Daran : Euh, bien, c’est la meilleure période, c’est le moment où on ne sait pas encore que ça ne va pas marcher… ! (rires)

Sors-tu.ca : C’est un projet que tu avais depuis longtemps, donc tu dois être pressé de partager cela avec tes fans ?

Daran : Oui, c’était une vieille idée. En fait j’ai dit une fois que je ne l’avais pas encore fait parce que les maisons de disque étaient réticentes à ce genre de projet, et que maintenant je pouvais le faire car je m’autoproduis, mais peut-être que je me retranche derrière ça et que je n’étais pas forcément prêt à faire ça avant.  Donc c’est un bon timing.

Sors-tu.ca : C’est un projet que tu avais depuis combien de temps ?
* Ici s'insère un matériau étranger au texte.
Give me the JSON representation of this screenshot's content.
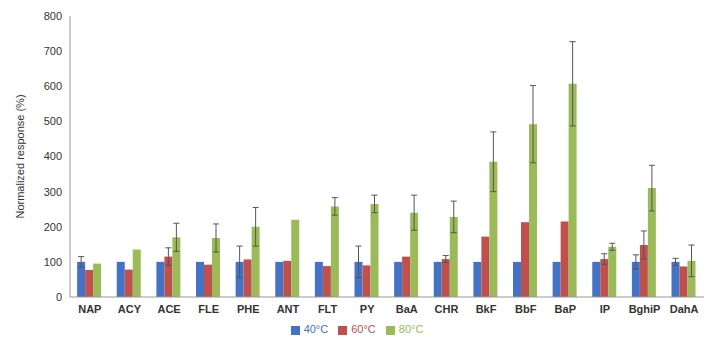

Daran : Une quinzaine d’années ! On a tous, enfoui au fond de nous, ce désir de se confronter au dépouillement.

Sors-tu.ca : La plupart de tes textes sont de Pierre-Yves Lebert, c’est ça ?

Daran : La plupart, oui.  C’est un génie.

Sors-tu.ca : Comment ça se passe au niveau de l’écriture ? Est-ce toi qui lui donnes des idées de thèmes ou vice versa ?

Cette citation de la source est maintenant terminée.